Together, holding each other’s
hand, their figures closely merged. Rosaura took out
the comb, sleeked down her hair, started by fixing her jacket, talking to her
in a low voice, almost whispering to her ear.
You have to cheer up. They should
not see you like this.
Do you think it is easy?
I know it is not.
To face her.
And, have not you learnt to?
Yes!

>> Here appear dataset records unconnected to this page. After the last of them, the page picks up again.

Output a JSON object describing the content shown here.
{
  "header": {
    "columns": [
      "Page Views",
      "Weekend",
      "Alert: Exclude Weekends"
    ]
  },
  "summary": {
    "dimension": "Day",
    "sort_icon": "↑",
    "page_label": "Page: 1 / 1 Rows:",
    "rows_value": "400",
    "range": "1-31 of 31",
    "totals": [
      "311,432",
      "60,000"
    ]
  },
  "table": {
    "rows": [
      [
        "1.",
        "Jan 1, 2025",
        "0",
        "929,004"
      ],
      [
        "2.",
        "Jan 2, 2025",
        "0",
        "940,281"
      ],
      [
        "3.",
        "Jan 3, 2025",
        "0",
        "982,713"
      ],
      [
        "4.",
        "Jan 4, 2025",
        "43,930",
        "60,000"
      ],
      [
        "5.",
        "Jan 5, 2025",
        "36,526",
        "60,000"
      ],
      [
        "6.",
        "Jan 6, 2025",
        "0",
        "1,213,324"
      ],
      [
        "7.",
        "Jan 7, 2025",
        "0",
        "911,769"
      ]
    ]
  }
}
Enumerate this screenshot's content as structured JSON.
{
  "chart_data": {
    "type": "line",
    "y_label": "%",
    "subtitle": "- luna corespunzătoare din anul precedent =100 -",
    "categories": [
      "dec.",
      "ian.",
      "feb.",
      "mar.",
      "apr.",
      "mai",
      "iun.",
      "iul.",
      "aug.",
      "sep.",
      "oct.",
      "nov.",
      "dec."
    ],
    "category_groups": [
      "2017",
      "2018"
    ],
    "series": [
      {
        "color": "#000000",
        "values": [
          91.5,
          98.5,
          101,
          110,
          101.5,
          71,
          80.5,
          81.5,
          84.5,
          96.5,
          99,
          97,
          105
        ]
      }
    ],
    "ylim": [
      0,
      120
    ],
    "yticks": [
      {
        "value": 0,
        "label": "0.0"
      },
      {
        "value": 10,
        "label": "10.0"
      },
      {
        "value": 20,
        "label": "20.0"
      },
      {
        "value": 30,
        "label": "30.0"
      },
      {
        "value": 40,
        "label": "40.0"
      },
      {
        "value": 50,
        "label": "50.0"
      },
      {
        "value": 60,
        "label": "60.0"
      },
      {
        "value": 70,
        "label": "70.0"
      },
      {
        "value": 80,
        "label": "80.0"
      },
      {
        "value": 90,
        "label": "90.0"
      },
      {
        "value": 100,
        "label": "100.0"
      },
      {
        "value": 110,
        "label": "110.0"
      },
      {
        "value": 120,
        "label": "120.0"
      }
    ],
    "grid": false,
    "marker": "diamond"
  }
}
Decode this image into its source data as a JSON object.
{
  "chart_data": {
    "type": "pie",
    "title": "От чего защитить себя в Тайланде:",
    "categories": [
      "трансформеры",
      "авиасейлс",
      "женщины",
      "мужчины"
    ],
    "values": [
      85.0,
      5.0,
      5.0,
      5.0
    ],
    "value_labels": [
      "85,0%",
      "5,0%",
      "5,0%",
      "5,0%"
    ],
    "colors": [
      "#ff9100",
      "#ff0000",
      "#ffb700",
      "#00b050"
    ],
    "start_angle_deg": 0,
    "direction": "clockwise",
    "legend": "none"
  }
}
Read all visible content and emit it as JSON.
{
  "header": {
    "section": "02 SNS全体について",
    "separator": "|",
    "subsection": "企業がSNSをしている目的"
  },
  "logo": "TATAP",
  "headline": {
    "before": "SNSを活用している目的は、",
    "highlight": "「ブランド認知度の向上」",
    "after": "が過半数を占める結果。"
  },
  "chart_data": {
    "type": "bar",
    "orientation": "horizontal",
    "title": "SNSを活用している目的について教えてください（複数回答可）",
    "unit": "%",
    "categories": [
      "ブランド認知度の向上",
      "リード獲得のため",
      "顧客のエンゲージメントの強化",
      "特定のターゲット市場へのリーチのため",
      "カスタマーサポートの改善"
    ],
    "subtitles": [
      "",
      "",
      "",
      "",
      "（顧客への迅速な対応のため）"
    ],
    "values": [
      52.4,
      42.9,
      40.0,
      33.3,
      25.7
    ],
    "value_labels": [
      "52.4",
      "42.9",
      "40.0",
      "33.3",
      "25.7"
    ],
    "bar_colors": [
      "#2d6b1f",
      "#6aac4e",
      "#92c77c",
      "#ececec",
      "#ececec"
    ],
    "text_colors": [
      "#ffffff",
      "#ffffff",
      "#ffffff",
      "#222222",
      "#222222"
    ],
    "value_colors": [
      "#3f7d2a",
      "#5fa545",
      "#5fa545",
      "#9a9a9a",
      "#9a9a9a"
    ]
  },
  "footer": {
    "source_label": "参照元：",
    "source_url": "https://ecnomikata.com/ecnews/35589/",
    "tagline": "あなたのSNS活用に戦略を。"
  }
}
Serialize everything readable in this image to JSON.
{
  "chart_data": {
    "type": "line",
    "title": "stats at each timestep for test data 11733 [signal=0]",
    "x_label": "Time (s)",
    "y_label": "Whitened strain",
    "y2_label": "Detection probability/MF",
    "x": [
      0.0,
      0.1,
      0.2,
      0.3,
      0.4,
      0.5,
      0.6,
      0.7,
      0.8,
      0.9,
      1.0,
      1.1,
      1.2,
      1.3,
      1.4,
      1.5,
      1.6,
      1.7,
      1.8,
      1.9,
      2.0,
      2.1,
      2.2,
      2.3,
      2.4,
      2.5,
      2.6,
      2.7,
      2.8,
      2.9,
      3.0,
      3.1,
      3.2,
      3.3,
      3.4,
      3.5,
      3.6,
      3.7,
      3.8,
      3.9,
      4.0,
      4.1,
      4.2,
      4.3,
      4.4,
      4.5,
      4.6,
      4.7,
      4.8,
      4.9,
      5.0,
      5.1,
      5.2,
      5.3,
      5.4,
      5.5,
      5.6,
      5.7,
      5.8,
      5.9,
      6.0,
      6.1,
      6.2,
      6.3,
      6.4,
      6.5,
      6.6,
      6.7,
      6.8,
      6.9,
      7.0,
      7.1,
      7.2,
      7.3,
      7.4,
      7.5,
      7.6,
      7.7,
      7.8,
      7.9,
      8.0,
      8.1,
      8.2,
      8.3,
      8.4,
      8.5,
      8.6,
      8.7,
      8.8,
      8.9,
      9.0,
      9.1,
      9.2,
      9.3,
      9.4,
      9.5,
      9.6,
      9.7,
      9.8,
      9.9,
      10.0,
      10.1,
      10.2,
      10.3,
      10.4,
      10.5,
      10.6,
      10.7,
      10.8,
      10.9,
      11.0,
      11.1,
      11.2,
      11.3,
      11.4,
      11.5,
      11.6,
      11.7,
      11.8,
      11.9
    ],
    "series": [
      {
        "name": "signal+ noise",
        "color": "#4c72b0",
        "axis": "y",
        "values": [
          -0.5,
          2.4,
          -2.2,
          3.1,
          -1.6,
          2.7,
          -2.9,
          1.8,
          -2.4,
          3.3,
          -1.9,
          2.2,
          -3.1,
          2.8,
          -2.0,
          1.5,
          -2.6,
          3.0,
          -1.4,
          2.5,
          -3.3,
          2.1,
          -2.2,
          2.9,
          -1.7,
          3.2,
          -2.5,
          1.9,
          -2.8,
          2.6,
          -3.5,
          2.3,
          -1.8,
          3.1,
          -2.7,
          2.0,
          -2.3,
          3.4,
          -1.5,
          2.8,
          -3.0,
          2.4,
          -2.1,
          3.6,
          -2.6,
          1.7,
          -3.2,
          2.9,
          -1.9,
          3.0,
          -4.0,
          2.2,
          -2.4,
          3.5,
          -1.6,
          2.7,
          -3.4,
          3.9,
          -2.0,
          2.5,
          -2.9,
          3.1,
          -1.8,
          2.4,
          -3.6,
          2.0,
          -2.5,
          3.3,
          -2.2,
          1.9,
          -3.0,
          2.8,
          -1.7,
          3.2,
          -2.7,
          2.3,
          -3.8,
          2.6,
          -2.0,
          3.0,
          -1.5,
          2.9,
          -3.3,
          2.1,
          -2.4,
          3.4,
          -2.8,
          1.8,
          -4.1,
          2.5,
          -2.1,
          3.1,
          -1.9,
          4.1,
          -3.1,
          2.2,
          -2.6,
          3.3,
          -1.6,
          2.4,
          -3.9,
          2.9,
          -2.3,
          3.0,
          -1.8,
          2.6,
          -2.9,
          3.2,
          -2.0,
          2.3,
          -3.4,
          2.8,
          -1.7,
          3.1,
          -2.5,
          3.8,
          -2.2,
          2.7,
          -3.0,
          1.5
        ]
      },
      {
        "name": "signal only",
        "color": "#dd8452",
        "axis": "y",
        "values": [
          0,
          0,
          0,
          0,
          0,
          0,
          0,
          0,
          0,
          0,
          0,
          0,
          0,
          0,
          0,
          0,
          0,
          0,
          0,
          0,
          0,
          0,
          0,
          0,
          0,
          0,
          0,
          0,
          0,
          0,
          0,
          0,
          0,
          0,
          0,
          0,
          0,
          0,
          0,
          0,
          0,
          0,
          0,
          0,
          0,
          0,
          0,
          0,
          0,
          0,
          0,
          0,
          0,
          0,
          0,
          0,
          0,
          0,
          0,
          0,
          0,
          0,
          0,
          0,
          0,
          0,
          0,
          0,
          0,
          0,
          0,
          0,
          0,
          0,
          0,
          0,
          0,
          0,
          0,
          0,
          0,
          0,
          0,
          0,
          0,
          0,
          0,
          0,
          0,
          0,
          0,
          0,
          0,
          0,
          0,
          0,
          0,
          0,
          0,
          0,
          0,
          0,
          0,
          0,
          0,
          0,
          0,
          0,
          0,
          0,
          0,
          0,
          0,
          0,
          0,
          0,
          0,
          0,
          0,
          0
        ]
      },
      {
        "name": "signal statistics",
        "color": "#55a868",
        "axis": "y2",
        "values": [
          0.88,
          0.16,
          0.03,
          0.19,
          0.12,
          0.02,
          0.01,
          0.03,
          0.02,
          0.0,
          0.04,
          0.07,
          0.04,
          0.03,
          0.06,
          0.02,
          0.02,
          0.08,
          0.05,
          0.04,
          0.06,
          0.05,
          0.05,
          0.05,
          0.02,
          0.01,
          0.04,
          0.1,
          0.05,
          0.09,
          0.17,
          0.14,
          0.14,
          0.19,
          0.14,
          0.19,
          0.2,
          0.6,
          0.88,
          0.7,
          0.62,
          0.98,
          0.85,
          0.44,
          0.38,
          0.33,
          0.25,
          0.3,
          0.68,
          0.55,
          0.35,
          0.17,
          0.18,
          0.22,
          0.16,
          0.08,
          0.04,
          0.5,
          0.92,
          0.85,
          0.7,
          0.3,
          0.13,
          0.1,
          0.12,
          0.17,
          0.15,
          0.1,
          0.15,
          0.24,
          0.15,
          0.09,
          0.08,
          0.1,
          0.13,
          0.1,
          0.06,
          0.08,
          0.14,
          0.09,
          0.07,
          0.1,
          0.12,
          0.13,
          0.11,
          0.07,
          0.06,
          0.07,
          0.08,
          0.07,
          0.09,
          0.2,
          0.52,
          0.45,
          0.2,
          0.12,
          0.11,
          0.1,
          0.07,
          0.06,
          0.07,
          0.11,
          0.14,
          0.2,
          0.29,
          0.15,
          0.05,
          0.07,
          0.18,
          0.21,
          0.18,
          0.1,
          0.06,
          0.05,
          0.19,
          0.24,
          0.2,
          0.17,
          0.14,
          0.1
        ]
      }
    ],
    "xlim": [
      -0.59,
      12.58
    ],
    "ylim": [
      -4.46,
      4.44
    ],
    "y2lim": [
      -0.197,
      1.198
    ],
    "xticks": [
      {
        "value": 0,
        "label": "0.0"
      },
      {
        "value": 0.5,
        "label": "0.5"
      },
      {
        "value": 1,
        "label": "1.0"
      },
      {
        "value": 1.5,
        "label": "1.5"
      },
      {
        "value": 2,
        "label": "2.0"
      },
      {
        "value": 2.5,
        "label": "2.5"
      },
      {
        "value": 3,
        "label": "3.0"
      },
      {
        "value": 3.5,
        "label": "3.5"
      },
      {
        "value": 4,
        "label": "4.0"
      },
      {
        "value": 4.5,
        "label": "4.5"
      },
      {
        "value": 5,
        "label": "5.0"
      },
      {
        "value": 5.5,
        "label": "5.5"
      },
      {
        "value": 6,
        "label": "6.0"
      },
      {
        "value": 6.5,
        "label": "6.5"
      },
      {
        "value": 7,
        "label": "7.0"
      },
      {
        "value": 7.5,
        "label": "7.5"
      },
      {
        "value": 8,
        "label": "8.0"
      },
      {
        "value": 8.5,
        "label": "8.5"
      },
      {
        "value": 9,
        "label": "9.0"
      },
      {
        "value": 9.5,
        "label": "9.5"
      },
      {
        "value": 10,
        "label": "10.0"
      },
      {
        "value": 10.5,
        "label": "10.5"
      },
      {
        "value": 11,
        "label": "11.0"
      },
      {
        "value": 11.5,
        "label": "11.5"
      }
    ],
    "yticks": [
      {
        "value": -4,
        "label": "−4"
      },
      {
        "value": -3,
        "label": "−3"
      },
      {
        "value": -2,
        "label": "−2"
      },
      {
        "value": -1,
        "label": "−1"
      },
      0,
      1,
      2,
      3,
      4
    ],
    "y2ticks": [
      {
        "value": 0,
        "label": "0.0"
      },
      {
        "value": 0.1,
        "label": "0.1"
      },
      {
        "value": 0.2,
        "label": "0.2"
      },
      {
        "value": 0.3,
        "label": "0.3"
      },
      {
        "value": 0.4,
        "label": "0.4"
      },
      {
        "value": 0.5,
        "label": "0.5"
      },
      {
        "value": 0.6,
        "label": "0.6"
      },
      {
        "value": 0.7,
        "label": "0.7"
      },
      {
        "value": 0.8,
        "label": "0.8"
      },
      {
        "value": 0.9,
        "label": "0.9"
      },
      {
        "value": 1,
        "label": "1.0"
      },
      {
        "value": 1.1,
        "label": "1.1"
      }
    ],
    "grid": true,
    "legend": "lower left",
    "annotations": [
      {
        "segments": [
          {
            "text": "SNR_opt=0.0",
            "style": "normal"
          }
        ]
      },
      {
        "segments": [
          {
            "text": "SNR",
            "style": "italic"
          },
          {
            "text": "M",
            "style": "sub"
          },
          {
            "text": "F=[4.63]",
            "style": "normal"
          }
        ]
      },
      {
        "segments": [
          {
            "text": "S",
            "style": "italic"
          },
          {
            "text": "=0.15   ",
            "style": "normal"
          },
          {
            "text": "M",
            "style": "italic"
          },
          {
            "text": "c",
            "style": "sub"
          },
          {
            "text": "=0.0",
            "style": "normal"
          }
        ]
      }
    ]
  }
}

But with you, I am afraid to
do it alone.
Your Calvary
started alone.
How am I going to be able?
With the strength you have
struggled.
I am exhausted.
You will rest as you set things
straight.
Will I be able?
Are we not here? You have taken a
step ahead.
If it was not
for you... I smell like shit!
Well, not so different from when
I gave you the first electroshock.
If I would not met you....
And if I would not met you...
Well, for now you even made me lose my job, my jacket, and not only that, you
owe me a dress.
Both smiled again. Rosaura fixed her hair. Carefully she put the mirror on her
lap. Angellette looked at herself, and questioning
she outlined a smile.
I am not the same.
Of course not! You are different,
another, the one that let me know her truth, who knew how to face lies.